Suddenly everything blurred and smeared and melted from reality, leaving Trinity suspended in a void of nonexistence.  Nothing corporeal, nothing to touch, all except a whisper growing stronger and more intelligible.

She moved, and it felt like swimming through molasses.  "Where am I?"

A soft voice spoke against her neck; it was wind in a windless abyss, raising her pores.

"Where are you?"

More words, a phantom caress.  Claws on her collarbone, lips on her ear.

Trinity looked to the gate in her hands, glowing, pulsing, _speaking_.  "It's _you_..."

****************************************

Having worked his way towards it, Kessik went to grab for the discarded gate but received instead three straight lines drawn through his flesh on one side of his face by Isis' talons.  Like lightning bouncing around on the stones, she swooped in, knocked the sorcerer away and kicked the amulet farther from his/their reach.

The serpent turned, shot and skimmed black hide with a well-placed shot only _miss_-placed because of the blood dribbling into his eyes.

"You're fast!" Brooklyn observed, weaving behind the lissome, striped female as they dodged another blast.

Against the ebony of her skin it was hard to tell of any change in her features.  But as the compressed beam of energy tore between them, a smile was cleanly illuminated as she noticed how the gargoyle was easily disproving his physical age.  "You're not so bad yourself...for a male."

A matching smirk made its way from tip to dimples in his beak.  "Name's Brooklyn."

"Isis."

"Who're the babes?" he nodded towards the two young gargoyles just on the fringe of the fight.

"Goliath's daughters."

"_What?_"  Brooklyn stopped and got a better look; as his eyes roamed their features, more familiar traces of Goliath and Elisa appeared the longer he stared.  He couldn't believe he'd missed the resemblance.  "Trinity?"

WHAM!! 

Light erupted in Brooklyn's head as something hard and vaguely hand-shaped impacted against his head, dropping him.

"The infamous timedancer." Kessik sneered as he stood over him.  "I am not impressed."

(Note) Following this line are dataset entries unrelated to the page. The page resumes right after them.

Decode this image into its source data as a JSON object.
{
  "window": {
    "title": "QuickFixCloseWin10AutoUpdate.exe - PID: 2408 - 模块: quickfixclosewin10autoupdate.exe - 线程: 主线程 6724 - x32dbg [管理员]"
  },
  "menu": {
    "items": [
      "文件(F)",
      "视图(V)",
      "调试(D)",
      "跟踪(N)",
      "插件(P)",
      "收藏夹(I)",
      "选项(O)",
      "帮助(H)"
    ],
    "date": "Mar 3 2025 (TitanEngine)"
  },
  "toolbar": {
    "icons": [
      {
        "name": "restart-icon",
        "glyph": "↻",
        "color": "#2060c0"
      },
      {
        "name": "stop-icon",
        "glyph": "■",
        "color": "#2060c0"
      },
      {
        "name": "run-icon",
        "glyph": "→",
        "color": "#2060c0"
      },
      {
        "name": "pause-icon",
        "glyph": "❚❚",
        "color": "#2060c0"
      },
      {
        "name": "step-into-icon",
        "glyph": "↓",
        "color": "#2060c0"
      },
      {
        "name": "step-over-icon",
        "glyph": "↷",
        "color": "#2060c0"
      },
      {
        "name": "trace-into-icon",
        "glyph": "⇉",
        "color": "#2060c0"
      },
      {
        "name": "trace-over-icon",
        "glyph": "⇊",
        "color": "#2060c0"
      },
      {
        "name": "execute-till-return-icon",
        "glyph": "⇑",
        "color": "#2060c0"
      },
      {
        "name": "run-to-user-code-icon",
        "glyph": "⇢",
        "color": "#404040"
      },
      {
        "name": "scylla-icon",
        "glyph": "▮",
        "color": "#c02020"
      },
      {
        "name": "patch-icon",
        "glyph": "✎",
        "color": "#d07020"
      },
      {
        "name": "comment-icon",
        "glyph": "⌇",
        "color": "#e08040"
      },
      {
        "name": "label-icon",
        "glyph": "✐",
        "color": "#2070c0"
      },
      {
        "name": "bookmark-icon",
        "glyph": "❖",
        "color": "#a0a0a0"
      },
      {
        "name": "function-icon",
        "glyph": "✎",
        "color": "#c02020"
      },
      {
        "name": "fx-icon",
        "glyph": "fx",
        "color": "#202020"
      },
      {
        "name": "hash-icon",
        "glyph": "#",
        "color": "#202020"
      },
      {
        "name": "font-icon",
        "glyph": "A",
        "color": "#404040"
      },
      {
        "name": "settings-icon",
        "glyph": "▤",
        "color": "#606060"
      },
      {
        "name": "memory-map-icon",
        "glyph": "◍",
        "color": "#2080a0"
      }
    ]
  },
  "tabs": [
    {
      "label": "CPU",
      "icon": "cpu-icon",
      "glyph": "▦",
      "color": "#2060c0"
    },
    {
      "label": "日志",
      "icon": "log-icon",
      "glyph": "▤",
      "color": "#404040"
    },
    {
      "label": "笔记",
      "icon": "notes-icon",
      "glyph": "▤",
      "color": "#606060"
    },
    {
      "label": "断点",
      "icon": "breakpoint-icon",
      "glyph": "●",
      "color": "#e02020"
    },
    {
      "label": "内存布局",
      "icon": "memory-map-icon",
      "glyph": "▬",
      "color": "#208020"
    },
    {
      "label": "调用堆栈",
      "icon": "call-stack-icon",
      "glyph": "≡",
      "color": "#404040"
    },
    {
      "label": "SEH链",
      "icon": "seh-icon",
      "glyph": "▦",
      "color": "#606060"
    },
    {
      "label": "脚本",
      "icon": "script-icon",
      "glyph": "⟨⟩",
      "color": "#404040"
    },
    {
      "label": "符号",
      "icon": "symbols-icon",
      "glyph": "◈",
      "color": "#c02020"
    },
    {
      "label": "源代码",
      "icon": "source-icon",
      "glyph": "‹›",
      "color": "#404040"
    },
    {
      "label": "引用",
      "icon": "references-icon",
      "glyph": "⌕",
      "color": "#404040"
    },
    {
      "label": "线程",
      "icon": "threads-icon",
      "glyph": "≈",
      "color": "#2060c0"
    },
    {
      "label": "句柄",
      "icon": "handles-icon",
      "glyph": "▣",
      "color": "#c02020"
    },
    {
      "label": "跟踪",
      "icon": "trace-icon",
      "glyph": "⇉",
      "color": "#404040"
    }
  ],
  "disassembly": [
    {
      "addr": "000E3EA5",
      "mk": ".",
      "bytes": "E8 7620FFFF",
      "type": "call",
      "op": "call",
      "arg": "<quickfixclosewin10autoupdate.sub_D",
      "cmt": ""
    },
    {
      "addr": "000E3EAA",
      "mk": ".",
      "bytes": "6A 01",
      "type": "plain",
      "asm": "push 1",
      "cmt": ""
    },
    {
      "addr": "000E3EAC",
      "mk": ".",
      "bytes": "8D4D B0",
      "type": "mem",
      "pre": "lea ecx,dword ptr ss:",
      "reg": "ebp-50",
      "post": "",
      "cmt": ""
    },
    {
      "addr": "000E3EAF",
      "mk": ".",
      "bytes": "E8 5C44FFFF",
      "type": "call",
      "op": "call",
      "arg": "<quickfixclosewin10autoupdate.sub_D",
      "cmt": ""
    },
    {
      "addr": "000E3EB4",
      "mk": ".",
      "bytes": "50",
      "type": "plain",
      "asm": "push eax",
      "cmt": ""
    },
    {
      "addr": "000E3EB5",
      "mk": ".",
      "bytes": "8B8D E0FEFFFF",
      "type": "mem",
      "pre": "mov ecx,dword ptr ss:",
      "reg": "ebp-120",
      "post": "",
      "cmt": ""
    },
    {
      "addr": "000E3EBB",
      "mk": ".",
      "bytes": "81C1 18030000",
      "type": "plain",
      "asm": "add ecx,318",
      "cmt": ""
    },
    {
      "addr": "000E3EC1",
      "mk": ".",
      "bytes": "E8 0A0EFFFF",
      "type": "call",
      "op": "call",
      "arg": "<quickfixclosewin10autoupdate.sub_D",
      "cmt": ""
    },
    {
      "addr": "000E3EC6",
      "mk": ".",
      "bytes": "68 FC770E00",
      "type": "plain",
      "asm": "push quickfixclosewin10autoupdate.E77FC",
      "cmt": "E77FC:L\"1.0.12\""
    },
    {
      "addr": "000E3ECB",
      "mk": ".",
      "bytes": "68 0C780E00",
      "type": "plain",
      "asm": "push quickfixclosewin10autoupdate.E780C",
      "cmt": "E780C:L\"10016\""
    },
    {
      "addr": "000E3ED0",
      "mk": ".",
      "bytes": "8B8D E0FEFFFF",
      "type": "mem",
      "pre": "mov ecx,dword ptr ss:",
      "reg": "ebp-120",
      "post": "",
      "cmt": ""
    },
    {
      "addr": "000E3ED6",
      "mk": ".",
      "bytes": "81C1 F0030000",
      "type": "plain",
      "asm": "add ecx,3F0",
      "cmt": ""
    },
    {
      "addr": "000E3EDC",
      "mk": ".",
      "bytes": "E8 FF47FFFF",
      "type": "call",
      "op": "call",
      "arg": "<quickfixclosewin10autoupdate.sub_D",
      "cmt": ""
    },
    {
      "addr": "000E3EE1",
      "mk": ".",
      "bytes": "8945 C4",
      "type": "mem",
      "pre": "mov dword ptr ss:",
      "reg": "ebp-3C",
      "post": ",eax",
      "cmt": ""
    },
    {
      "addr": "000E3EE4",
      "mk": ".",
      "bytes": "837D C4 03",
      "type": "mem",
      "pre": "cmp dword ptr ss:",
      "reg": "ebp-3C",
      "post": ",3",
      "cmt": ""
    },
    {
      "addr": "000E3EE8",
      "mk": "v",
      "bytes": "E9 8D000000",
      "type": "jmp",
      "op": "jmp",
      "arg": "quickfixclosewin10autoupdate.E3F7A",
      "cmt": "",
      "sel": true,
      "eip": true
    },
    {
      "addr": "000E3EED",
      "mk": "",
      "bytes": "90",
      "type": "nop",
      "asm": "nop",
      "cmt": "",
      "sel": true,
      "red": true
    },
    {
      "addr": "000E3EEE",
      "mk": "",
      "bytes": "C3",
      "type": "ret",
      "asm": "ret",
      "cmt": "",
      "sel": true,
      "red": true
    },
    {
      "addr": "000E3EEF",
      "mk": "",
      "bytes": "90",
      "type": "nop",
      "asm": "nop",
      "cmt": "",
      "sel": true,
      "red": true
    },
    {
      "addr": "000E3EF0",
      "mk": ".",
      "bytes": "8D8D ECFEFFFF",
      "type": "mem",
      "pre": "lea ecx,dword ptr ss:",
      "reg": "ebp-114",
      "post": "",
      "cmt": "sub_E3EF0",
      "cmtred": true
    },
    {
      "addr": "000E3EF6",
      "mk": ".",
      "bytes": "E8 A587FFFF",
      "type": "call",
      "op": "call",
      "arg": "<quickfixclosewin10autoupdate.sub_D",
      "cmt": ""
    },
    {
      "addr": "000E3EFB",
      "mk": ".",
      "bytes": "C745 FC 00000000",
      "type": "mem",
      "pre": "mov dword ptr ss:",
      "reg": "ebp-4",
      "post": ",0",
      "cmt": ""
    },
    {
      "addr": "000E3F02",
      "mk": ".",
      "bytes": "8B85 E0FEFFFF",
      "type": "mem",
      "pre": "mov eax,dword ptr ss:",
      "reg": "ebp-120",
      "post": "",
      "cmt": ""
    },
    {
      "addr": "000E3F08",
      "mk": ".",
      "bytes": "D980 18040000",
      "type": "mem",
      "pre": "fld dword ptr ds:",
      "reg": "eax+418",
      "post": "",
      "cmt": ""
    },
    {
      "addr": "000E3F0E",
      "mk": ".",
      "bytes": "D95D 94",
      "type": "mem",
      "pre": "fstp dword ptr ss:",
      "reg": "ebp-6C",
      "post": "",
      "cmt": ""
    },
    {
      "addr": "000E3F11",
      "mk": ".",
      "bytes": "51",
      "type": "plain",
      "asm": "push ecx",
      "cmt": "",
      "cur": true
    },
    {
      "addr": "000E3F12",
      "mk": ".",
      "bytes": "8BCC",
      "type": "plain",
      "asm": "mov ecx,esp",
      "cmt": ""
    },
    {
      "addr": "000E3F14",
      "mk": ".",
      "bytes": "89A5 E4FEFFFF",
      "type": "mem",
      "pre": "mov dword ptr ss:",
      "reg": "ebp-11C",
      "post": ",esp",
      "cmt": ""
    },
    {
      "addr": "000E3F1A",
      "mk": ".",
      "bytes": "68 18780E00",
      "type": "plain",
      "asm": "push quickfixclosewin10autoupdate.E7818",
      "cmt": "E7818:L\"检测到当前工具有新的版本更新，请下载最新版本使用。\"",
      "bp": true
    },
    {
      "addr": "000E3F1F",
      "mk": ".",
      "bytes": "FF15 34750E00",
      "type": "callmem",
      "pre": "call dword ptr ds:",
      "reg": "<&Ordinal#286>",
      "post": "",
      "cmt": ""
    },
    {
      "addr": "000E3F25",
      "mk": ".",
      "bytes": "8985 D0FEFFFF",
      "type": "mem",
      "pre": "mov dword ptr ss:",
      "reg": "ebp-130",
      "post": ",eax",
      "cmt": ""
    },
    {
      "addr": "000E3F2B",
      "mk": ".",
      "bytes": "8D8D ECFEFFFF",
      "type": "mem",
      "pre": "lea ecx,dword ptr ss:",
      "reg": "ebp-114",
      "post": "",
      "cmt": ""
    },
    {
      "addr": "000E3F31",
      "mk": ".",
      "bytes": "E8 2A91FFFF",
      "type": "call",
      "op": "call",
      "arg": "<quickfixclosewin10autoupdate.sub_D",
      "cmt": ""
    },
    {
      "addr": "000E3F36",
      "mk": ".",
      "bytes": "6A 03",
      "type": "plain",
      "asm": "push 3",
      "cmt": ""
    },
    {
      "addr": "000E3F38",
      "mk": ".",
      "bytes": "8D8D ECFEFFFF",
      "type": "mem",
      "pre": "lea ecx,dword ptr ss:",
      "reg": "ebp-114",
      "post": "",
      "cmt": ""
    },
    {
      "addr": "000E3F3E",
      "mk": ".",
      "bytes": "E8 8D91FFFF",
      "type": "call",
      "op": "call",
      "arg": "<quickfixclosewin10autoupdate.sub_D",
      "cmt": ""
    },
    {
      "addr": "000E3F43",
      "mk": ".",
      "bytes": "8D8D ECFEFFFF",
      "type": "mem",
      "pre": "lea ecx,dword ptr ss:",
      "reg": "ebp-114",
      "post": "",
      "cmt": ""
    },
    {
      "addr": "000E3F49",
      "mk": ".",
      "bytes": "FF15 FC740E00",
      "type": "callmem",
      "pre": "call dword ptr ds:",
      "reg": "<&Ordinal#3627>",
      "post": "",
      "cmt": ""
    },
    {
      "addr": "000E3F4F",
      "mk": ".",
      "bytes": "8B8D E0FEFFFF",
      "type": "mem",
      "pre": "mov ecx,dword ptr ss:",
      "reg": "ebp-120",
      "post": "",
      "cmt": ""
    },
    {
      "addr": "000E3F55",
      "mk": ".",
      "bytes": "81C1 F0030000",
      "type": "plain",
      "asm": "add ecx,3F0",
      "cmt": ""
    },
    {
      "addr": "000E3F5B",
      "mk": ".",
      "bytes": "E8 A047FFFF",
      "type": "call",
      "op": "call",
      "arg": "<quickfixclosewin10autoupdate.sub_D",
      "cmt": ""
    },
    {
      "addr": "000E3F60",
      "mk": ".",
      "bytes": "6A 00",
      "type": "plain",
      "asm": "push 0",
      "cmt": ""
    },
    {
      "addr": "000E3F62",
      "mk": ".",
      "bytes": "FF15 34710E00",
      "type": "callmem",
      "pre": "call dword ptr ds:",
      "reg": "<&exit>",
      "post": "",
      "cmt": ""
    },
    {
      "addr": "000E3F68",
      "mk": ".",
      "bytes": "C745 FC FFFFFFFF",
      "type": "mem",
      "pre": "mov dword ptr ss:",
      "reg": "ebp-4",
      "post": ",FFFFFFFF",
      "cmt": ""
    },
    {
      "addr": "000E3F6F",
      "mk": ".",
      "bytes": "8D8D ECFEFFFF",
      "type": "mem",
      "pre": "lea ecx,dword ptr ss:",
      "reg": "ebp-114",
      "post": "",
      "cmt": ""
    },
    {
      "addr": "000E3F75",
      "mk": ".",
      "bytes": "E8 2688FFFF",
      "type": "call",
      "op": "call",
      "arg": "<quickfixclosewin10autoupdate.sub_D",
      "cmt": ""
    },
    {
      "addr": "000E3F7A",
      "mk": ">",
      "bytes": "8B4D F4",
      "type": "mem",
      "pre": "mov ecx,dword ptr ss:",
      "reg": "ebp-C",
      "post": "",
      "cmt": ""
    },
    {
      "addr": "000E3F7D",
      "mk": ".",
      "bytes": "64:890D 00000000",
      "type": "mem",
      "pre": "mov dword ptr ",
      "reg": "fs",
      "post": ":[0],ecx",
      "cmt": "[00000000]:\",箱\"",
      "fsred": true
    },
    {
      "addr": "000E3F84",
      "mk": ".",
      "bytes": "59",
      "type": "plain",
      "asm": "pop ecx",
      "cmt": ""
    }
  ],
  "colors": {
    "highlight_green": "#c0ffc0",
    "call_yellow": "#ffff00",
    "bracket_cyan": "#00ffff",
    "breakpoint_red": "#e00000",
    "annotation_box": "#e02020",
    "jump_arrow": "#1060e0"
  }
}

****************************************

"You're the one speaking to me, aren't you?"

The gate hummed, a language undecipherable to anyone else but Trinity.

"This is all about revenge, isn't it?"

The whisper strengthened, and seemed to take offense.

"No, not revenge.  The end to the end." she spoke every word deliberately.  "But we didn't cause the explosion, Kessik, _he–_"

Thunder rolled from one end of the void to the other, stopping Trinity's argument in its tracks.

"No, no, you're right." she sighed.  "I understand.  It has to stop."

Fire burst all around her, and then, sculpted from living flame and arising, filling her senses to the point where she'd bleed from the purity of it all, the spectral image of a phoenix appeared before her.

****************************************

As quickly as she'd been engulfed, Trinity was knocked back into the real world and opened her eyes.

The battle still raged between the Kessiks, future and far future, and her clan, but even as chunks of stone were shattered and sprayed into the air and the scent of blood was an inescapable copper tang on the breeze, she was calm.

The pain in her head was gone, and everything was suddenly clear.  "I know what I have to do."

Liberty was about to yell until she found an abnormally placid expression on her sister's face.  "Trinity?"

She smiled.  "We have to stop this, Libby."

"How?"

"We were wrong.  All our theories were wrong.  The wave is traveling into the past because it's _following us_, and we were dragging it behind like the wake of a boat, back and forth through the different centuries.  If we give ourselves to the wave, everything will stop."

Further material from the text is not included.